Nobody has given serious thought yet to what an independent Sen. Joe Lieberman would be like should he prevail against Democrat U.S. senatorial nominee Ned Lamont in November.
Lieberman, who considers himself a Democrat -- though he now wears on his chest the scarlet letter of an independent -- has said he would continue to caucus with Democrats, which seems to mean that he would be an independent in name only. Lieberman has been assured by his former political friends, now purring and rubbing their sent off on Lamont, that he would retain his 18 years of seniority; that is to say, he would lose none of his status and authority within the Democratic caucus.
A reporter caught Lieberman on the stump recently and asked several seemingly innocuous questions that caused the senator’s overly reflective brain to kick into its thoughtful mode. Should Democrats take over the U.S. House of Representatives, would America be better off?
“Uh, I haven’t thought about that enough to give an answer,” Lieberman responded.

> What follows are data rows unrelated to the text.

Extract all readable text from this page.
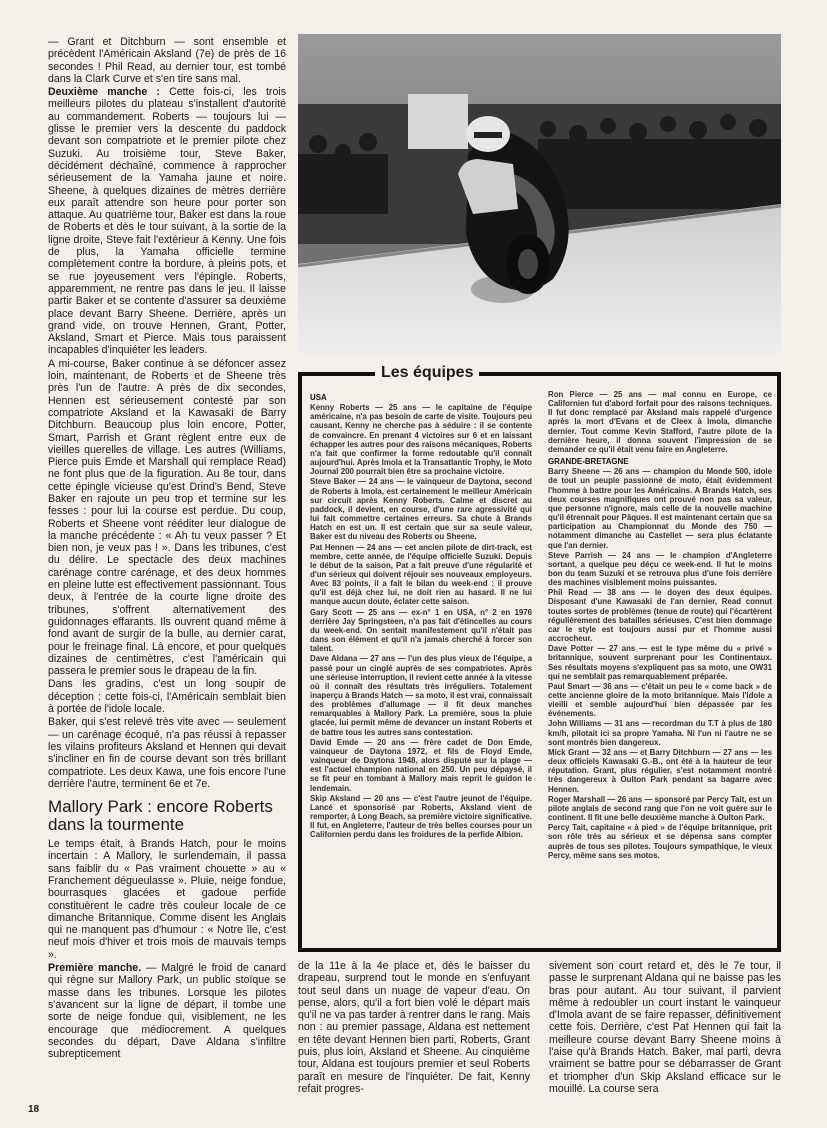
— Grant et Ditchburn — sont ensemble et précèdent l'Américain Aksland (7e) de près de 16 secondes ! Phil Read, au dernier tour, est tombé dans la Clark Curve et s'en tire sans mal.

Deuxième manche : Cette fois-ci, les trois meilleurs pilotes du plateau s'installent d'autorité au commandement. Roberts — toujours lui — glisse le premier vers la descente du paddock devant son compatriote et le premier pilote chez Suzuki. Au troisième tour, Steve Baker, décidément déchaîné, commence à rapprocher sérieusement de la Yamaha jaune et noire. Sheene, à quelques dizaines de mètres derrière eux paraît attendre son heure pour porter son attaque. Au quatrième tour, Baker est dans la roue de Roberts et dès le tour suivant, à la sortie de la ligne droite, Steve fait l'extérieur à Kenny. Une fois de plus, la Yamaha officielle termine complètement contre la bordure, à pleins pots, et se rue joyeusement vers l'épingle. Roberts, apparemment, ne rentre pas dans le jeu. Il laisse partir Baker et se contente d'assurer sa deuxième place devant Barry Sheene. Derrière, après un grand vide, on trouve Hennen, Grant, Potter, Aksland, Smart et Pierce. Mais tous paraissent incapables d'inquiéter les leaders.

A mi-course, Baker continue à se défoncer assez loin, maintenant, de Roberts et de Sheene très près l'un de l'autre. A près de dix secondes, Hennen est sérieusement contesté par son compatriote Aksland et la Kawasaki de Barry Ditchburn. Beaucoup plus loin encore, Potter, Smart, Parrish et Grant règlent entre eux de vieilles querelles de village. Les autres (Williams, Pierce puis Emde et Marshall qui remplace Read) ne font plus que de la figuration. Au 8e tour, dans cette épingle vicieuse qu'est Drind's Bend, Steve Baker en rajoute un peu trop et termine sur les fesses : pour lui la course est perdue. Du coup, Roberts et Sheene vont rééditer leur dialogue de la manche précédente : « Ah tu veux passer ? Et bien non, je veux pas ! ». Dans les tribunes, c'est du délire. Le spectacle des deux machines carénage contre carénage, et des deux hommes en pleine lutte est effectivement passionnant. Tous deux, à l'entrée de la courte ligne droite des tribunes, s'offrent alternativement des guidonnages effarants. Ils ouvrent quand même à fond avant de surgir de la bulle, au dernier carat, pour le freinage final. Là encore, et pour quelques dizaines de centimètres, c'est l'américain qui passera le premier sous le drapeau de la fin.

Dans les gradins, c'est un long soupir de déception : cette fois-ci, l'Américain semblait bien à portée de l'idole locale.

Baker, qui s'est relevé très vite avec — seulement — un carénage écoqué, n'a pas réussi à repasser les vilains profiteurs Aksland et Hennen qui devait s'incliner en fin de course devant son très brillant compatriote. Les deux Kawa, une fois encore l'une derrière l'autre, terminent 6e et 7e.

Mallory Park : encore Roberts dans la tourmente

Le temps était, à Brands Hatch, pour le moins incertain : A Mallory, le surlendemain, il passa sans faiblir du « Pas vraiment chouette » au « Franchement dégueulasse ». Pluie, neige fondue, bourrasques glacées et gadoue perfide constituèrent le cadre très couleur locale de ce dimanche Britannique. Comme disent les Anglais qui ne manquent pas d'humour : « Notre île, c'est neuf mois d'hiver et trois mois de mauvais temps ».

Première manche. — Malgré le froid de canard qui règne sur Mallory Park, un public stoïque se masse dans les tribunes. Lorsque les pilotes s'avancent sur la ligne de départ, il tombe une sorte de neige fondue qui, visiblement, ne les encourage que médiocrement. A quelques secondes du départ, Dave Aldana s'infiltre subrepticement

Les équipes

USA

Kenny Roberts — 25 ans — le capitaine de l'équipe américaine, n'a pas besoin de carte de visite. Toujours peu causant, Kenny ne cherche pas à séduire : il se contente de convaincre. En prenant 4 victoires sur 6 et en laissant échapper les autres pour des raisons mécaniques, Roberts n'a fait que confirmer la forme redoutable qu'il connaît aujourd'hui. Après Imola et la Transatlantic Trophy, le Moto Journal 200 pourrait bien être sa prochaine victoire.

Steve Baker — 24 ans — le vainqueur de Daytona, second de Roberts à Imola, est certainement le meilleur Américain sur circuit après Kenny Roberts. Calme et discret au paddock, il devient, en course, d'une rare agressivité qui lui fait commettre certaines erreurs. Sa chute à Brands Hatch en est un. Il est certain que sur sa seule valeur, Baker est du niveau des Roberts ou Sheene.

Pat Hennen — 24 ans — cet ancien pilote de dirt-track, est membre, cette année, de l'équipe officielle Suzuki. Depuis le début de la saison, Pat a fait preuve d'une régularité et d'un sérieux qui doivent réjouir ses nouveaux employeurs. Avec 83 points, il a fait le bilan du week-end : il prouve qu'il est déjà chez lui, ne doit rien au hasard. Il ne lui manque aucun doute, éclater cette saison.

Gary Scott — 25 ans — ex-n° 1 en USA, n° 2 en 1976 derrière Jay Springsteen, n'a pas fait d'étincelles au cours du week-end. On sentait manifestement qu'il n'était pas dans son élément et qu'il n'a jamais cherché à forcer son talent.

Dave Aldana — 27 ans — l'un des plus vieux de l'équipe, a passé pour un cinglé auprès de ses compatriotes. Après une sérieuse interruption, il revient cette année à la vitesse où il connaît des résultats très irréguliers. Totalement inaperçu à Brands Hatch — sa moto, il est vrai, connaissait des problèmes d'allumage — il fit deux manches remarquables à Mallory Park. La première, sous la pluie glacée, lui permit même de devancer un instant Roberts et de battre tous les autres sans contestation.

David Emde — 20 ans — frère cadet de Don Emde, vainqueur de Daytona 1972, et fils de Floyd Emde, vainqueur de Daytona 1948, alors disputé sur la plage — est l'actuel champion national en 250. Un peu dépaysé, il se fit peur en tombant à Mallory mais reprit le guidon le lendemain.

Skip Aksland — 20 ans — c'est l'autre jeunot de l'équipe. Lancé et sponsorisé par Roberts, Aksland vient de remporter, à Long Beach, sa première victoire significative. Il fut, en Angleterre, l'auteur de très belles courses pour un Californien perdu dans les froidures de la perfide Albion.

Ron Pierce — 25 ans — mal connu en Europe, ce Californien fut d'abord forfait pour des raisons techniques. Il fut donc remplacé par Aksland mais rappelé d'urgence après la mort d'Evans et de Cleex à Imola, dimanche dernier. Tout comme Kevin Stafford, l'autre pilote de la dernière heure, il donna souvent l'impression de se demander ce qu'il était venu faire en Angleterre.

GRANDE-BRETAGNE

Barry Sheene — 26 ans — champion du Monde 500, idole de tout un peuple passionné de moto, était évidemment l'homme à battre pour les Américains. A Brands Hatch, ses deux courses magnifiques ont prouvé non pas sa valeur, que personne n'ignore, mais celle de la nouvelle machine qu'il étrennait pour Pâques. Il est maintenant certain que sa participation au Championnat du Monde des 750 — notamment dimanche au Castellet — sera plus éclatante que l'an dernier.

Steve Parrish — 24 ans — le champion d'Angleterre sortant, a quelque peu déçu ce week-end. Il fut le moins bon du team Suzuki et se retrouva plus d'une fois derrière des machines visiblement moins puissantes.

Phil Read — 38 ans — le doyen des deux équipes. Disposant d'une Kawasaki de l'an dernier, Read connut toutes sortes de problèmes (tenue de route) qui l'écartèrent régulièrement des batailles sérieuses. C'est bien dommage car le style est toujours aussi pur et l'homme aussi accrocheur.

Dave Potter — 27 ans — est le type même du « privé » britannique, souvent surprenant pour les Continentaux. Ses résultats moyens s'expliquent pas sa moto, une OW31 qui ne semblait pas remarquablement préparée.

Paul Smart — 36 ans — c'était un peu le « come back » de cette ancienne gloire de la moto britannique. Mais l'idole a vieilli et semble aujourd'hui bien dépassée par les événements.

John Williams — 31 ans — recordman du T.T à plus de 180 km/h, pilotait ici sa propre Yamaha. Ni l'un ni l'autre ne se sont montrés bien dangereux.

Mick Grant — 32 ans — et Barry Ditchburn — 27 ans — les deux officiels Kawasaki G.-B., ont été à la hauteur de leur réputation. Grant, plus régulier, s'est notamment montré très dangereux à Oulton Park pendant sa bagarre avec Hennen.

Roger Marshall — 26 ans — sponsoré par Percy Tait, est un pilote anglais de second rang que l'on ne voit guère sur le continent. Il fit une belle deuxième manche à Oulton Park.

Percy Tait, capitaine « à pied » de l'équipe britannique, prit son rôle très au sérieux et se dépensa sans compter auprès de tous ses pilotes. Toujours sympathique, le vieux Percy, même sans ses motos.

de la 11e à la 4e place et, dès le baisser du drapeau, surprend tout le monde en s'enfuyant tout seul dans un nuage de vapeur d'eau. On pense, alors, qu'il a fort bien volé le départ mais qu'il ne va pas tarder à rentrer dans le rang. Mais non : au premier passage, Aldana est nettement en tête devant Hennen bien parti, Roberts, Grant puis, plus loin, Aksland et Sheene. Au cinquième tour, Aldana est toujours premier et seul Roberts paraît en mesure de l'inquiéter. De fait, Kenny refait progres-

sivement son court retard et, dès le 7e tour, il passe le surprenant Aldana qui ne baisse pas les bras pour autant. Au tour suivant, il parvient même à redoubler un court instant le vainqueur d'Imola avant de se faire repasser, définitivement cette fois. Derrière, c'est Pat Hennen qui fait la meilleure course devant Barry Sheene moins à l'aise qu'à Brands Hatch. Baker, mal parti, devra vraiment se battre pour se débarrasser de Grant et triompher d'un Skip Aksland efficace sur le mouillé. La course sera

18
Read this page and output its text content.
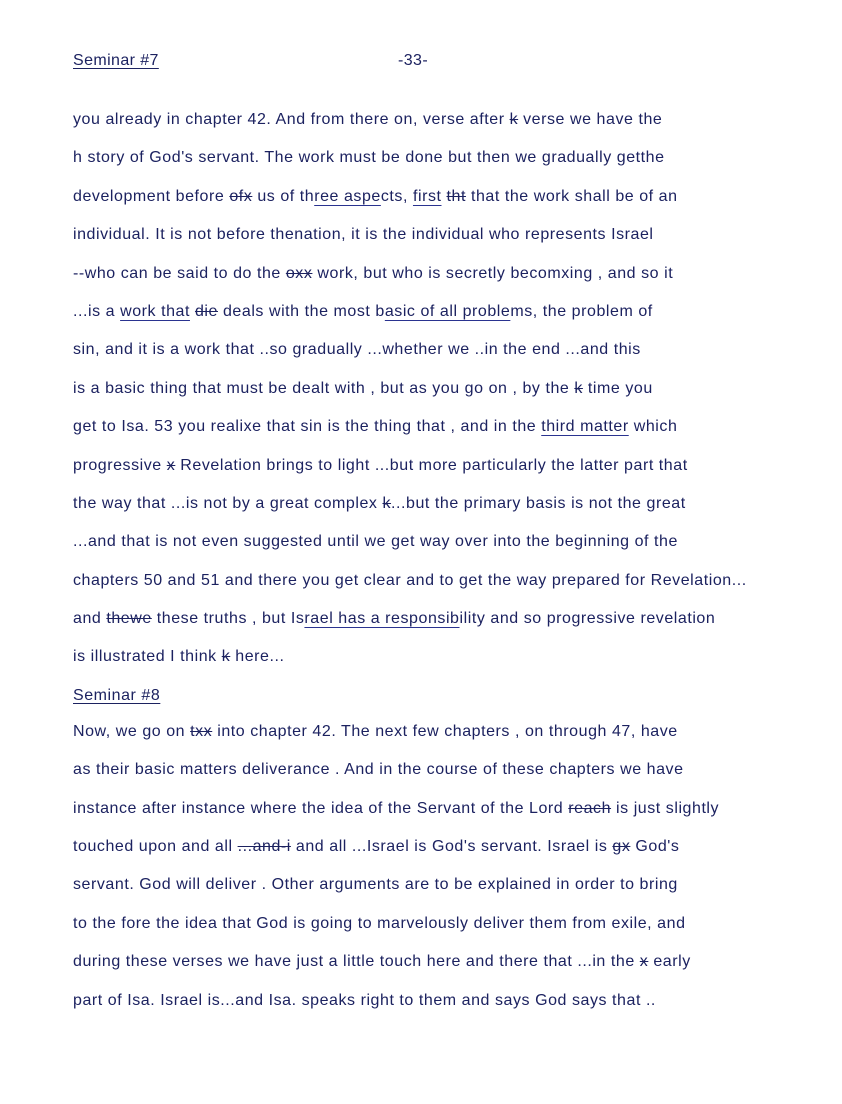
Seminar #7	-33-
you already in chapter 42. And from there on, verse after k verse we have the
h story of God's servant. The work must be done but then we gradually getthe
development before ofx us of three aspects, first tht that the work shall be of an
individual. It is not before thenation, it is the individual who represents Israel
--who can be said to do the oxx work, but who is secretly becomxing , and so it
...is a work that die deals with the most basic of all problems, the problem of
sin, and it is a work that ..so gradually ...whether we ..in the end ...and this
is a basic thing that must be dealt with , but as you go on , by the k time you
get to Isa. 53 you realixe that sin is the thing that , and in the third matter which
progressive x Revelation brings to light ...but more particularly the latter part that
the way that ...is not by a great complex k...but the primary basis is not the great
...and that is not even suggested until we get way over into the beginning of the
chapters 50 and 51 and there you get clear and to get the way prepared for Revelation...
and thewe these truths , but Israel has a responsibility and so progressive revelation
is illustrated I think k here...
Seminar #8
Now, we go on txx into chapter 42. The next few chapters , on through 47, have
as their basic matters deliverance . And in the course of these chapters we have
instance after instance where the idea of the Servant of the Lord reach is just slightly
touched upon and all ...and-i and all ...Israel is God's servant. Israel is gx God's
servant. God will deliver . Other arguments are to be explained in order to bring
to the fore the idea that God is going to marvelously deliver them from exile, and
during these verses we have just a little touch here and there that ...in the x early
part of Isa. Israel is...and Isa. speaks right to them and says God says that ..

Will he be voting this year for the Democrat nominee for governor, New Haven Mayor John DeStefano, or will he be casting his ballot for Republican governor Jodi Rell?
“Uh, I’m having…” Lieberman stumbled – a brain cramp maybe.
The questions were a little Tricky-Dicky. Since homegrown Democrats this year are backing Lamont, it is not altogether certain that a rousing affirmation by Lieberman – “Of course, I’ll be voting the Democrat ticket, whatyathink!” – would be helpful to Democrats who have bailed out on him and now publicly support their party’s nominee. Perhaps Lieberman was trying to be helpful, both to his former political associates and himself; he is, after all, a hot property among forlorn Republicans and independent voters.
The reporter did not ask DeStefano or Sen. Chris Dodd whether either would be comfortable accepting a heartfelt endorsement from Lieberman, the leper of the Democrat Party.
Dodd – who managed his father’s campaign after Sen. Tom Dodd was censured by the U.S Senate for misappropriation of campaign funds, lost the Democrat nomination and launched an independent run for the senate -- soon will take a break from his own presidential campaign, a path well trodden by Lieberman, to stump for Lamont.
Dodd has been studying editorials that have popped up in Connecticut’s press, Lamont’s campaign literature and his conscience. A quick study, the senator seems to have got it all down pat: Lieberman hadn’t been paying close enough attention to the people, God bless’em; he has been too detached from the pressing concerns of his state, the result in part of his national status as a presidential candidate; independence is all well and good, but still one cannot let the partisan fire in the belly go out … yadda, yadda, yadda …
The overwhelming fact – massive as Gibraltar – that seems to have gone unnoticed is this: LIEBERMAN HAS BECOME THE ALAN SCHLESINGER OF THE DEMOCRAT PARTY.
“Alan who?” you will ask. And why does any of this matter?
Schlesinger, not accustomed to hiding his light under a bushel, is the Republican nominee for U.S. senator. Had Lieberman “gone gentle into that good night” following the Democrat primary, Schlesinger would be battling Lamont for status and prestige in Washington D.C. Campaign battles on the Connecticut home front often have been touted as battles for the soul of the parties: Democrat primary battlers Lieberman, Lamont, DeStefano and Stamford Mayor Dan Malloy were said to be battling for “the soul of the Democrat Party,” a shopworn formulation that is not even half a lie. There is no soul to the parties, because the parties themselves have been reduced to ghostly presences.
Especially here in Connecticut, a no man’s land of unaffiliated voters and sovereign independent incumbents, campaign reforms have emasculated the parties. There are interest or political trusts; there is a huge struggle in the state and nation for status and prestige, a jihad for notoriety; there are party banners under which candidates stage mock battles for the soul of their parties; there are cardboard cutout political conventions and styrofoam party chairman; there are campaign signs galore – that almost always do not mention party affiliation. But there are no political parties, as Tom Dodd might have understood parties.
The parties are over. Someone please turn out the lights.